Complete step by step answer:
We can infer from the question that the required line is parallel to the line $\dfrac{x+3}{3}=\dfrac{4-y}{5}=\dfrac{z+8}{6}$.
We know that the condition for two lines to be parallel is that the corresponding directional ratios of the two lines should be proportional which is mathematically written as two lines with directional ratios $a,b,c$ and${{a}_{1}},{{b}_{1}},{{c}_{1}}$ respectively are parallel, the condition is $\dfrac{a}{{{a}_{1}}}=\dfrac{b}{{{b}_{1}}}=\dfrac{c}{{{c}_{1}}}$.
The directional ratios of a line of the form $\dfrac{x-{{x}_{1}}}{a}=\dfrac{y-{{y}_{1}}}{b}=\dfrac{z-{{z}_{1}}}{c}$ are a, b, c respectively.
Let us consider the given line $\dfrac{x+3}{3}=\dfrac{4-y}{5}=\dfrac{z+8}{6}$.

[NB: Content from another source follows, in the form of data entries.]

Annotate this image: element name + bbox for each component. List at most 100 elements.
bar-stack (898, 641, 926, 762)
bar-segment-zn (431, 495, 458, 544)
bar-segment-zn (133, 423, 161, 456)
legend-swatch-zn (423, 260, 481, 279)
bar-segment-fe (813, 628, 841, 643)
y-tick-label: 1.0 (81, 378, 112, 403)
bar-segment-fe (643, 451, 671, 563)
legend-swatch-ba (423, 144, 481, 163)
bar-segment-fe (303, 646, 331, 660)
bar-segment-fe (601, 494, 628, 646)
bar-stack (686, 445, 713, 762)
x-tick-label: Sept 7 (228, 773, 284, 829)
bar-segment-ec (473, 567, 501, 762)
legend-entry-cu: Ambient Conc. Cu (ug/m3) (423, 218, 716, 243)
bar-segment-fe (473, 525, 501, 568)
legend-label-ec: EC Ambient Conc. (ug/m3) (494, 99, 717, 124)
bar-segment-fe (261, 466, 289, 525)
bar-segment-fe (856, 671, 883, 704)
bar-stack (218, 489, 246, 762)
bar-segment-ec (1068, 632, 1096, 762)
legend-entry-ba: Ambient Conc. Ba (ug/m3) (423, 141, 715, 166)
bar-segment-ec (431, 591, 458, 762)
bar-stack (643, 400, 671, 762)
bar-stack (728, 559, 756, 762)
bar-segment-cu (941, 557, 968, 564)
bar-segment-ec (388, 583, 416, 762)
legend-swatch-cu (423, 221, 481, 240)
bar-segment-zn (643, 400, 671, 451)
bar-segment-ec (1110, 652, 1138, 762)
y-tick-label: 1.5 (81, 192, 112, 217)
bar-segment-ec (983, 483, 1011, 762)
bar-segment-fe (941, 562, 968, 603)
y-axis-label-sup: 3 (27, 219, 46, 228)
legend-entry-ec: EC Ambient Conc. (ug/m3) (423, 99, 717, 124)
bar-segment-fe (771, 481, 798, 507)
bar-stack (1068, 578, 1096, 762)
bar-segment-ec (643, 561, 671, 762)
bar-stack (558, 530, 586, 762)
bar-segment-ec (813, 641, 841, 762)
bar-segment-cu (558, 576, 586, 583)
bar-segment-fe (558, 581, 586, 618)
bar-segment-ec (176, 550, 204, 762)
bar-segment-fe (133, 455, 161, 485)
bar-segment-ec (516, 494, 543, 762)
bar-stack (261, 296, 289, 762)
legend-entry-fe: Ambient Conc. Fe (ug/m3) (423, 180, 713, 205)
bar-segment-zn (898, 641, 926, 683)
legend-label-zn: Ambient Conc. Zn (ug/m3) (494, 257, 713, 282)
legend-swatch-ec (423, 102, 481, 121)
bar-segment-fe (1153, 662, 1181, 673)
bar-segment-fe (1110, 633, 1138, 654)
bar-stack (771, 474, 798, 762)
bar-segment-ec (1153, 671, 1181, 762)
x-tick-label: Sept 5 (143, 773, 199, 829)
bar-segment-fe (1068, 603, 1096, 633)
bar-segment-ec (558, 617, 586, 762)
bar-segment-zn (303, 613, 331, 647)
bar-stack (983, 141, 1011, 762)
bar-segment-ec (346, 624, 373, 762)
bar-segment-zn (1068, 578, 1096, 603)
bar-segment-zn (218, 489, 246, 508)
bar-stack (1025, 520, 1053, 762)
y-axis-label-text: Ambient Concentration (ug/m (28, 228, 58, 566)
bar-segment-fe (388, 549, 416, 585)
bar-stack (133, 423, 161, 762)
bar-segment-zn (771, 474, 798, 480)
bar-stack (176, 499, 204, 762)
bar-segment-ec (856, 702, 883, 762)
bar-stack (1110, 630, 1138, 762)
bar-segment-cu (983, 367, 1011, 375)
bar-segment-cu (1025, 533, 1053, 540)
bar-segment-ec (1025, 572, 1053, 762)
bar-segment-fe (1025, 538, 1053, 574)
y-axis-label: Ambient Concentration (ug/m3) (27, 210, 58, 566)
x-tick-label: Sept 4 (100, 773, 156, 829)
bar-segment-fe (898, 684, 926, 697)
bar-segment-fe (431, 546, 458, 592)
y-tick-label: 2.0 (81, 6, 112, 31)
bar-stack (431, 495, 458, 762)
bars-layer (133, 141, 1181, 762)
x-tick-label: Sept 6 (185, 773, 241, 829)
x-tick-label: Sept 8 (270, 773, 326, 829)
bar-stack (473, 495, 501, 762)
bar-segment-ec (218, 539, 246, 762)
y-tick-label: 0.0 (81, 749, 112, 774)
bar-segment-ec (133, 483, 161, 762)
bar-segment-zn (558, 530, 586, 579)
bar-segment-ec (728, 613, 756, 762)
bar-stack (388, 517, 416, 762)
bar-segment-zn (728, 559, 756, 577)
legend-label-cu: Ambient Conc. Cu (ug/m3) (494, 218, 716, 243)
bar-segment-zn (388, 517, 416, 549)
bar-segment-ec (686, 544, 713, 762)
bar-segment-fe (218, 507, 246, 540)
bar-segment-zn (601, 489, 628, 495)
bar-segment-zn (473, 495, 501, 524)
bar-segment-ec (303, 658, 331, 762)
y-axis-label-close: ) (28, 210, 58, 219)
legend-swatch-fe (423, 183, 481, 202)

We can rewrite the equation as
$\dfrac{x+3}{3}=\dfrac{y-4}{-5}=\dfrac{z+8}{6}$
Comparing this equation with the above relation, we get the directional ratios of the line as
$\begin{aligned} & a=3 \\\ & b=-5 \\\ & c=6 \\\ \end{aligned}$
Let us consider the directional ratios of the required line be a, b, c respectively. We can write the relation between them from the condition of parallel lines as
$\begin{aligned} & \dfrac{a}{3}=\dfrac{b}{-5}=\dfrac{c}{6}=k \\\ & a=3k \\\ & b=-5k \\\ & c=6k \\\ \end{aligned}$
We know that, if the directional ratios of a line are a, b, c and the line pass through the point $\left( {{x}_{1}},{{y}_{1}},{{z}_{1}} \right)$, then the Cartesian equation of the line is given by the formula $\dfrac{x-{{x}_{1}}}{a}=\dfrac{y-{{y}_{1}}}{b}=\dfrac{z-{{z}_{1}}}{c}$.
We can infer that the required line passes through the point A$\left( -2,4,-5 \right)$.
From the above relation with
$\begin{aligned} & {{x}_{1}}=-2\text{ , }a=3k \\\ & {{y}_{1}}=4\text{ , }b=-5k \\\ & {{z}_{1}}=-5\text{ , }c=6k \\\ \end{aligned}$
We get the equation of the line as
$\dfrac{x-\left( -2 \right)}{3k}=\dfrac{y-4}{-5k}=\dfrac{z-\left( -5 \right)}{6k}$
Cancelling k in all the three terms, we get
$\begin{aligned} & \dfrac{x+2}{3}=\dfrac{y-4}{-5}=\dfrac{z+5}{6} \\\ & \dfrac{x+2}{3}=\dfrac{4-y}{5}=\dfrac{z+5}{6} \\\ \end{aligned}$

$\therefore$The equation of the required line is $\dfrac{x+2}{3}=\dfrac{4-y}{5}=\dfrac{z+5}{6}$.

Note: Students might commit a mistake while writing the directional ratios of $\dfrac{x+3}{3}=\dfrac{4-y}{5}=\dfrac{z+8}{6}$. The mistake that they do is by writing the value of the directional ratio corresponding to y as 5. We should remember that the general equation of the line has the coefficient of y as 1 but not -1. We should also take care if there are any coefficients other than 1 that are multiplied to the terms x, y, z in the equation. If there are any, we should divide by that co-efficient to make the coefficient as 1.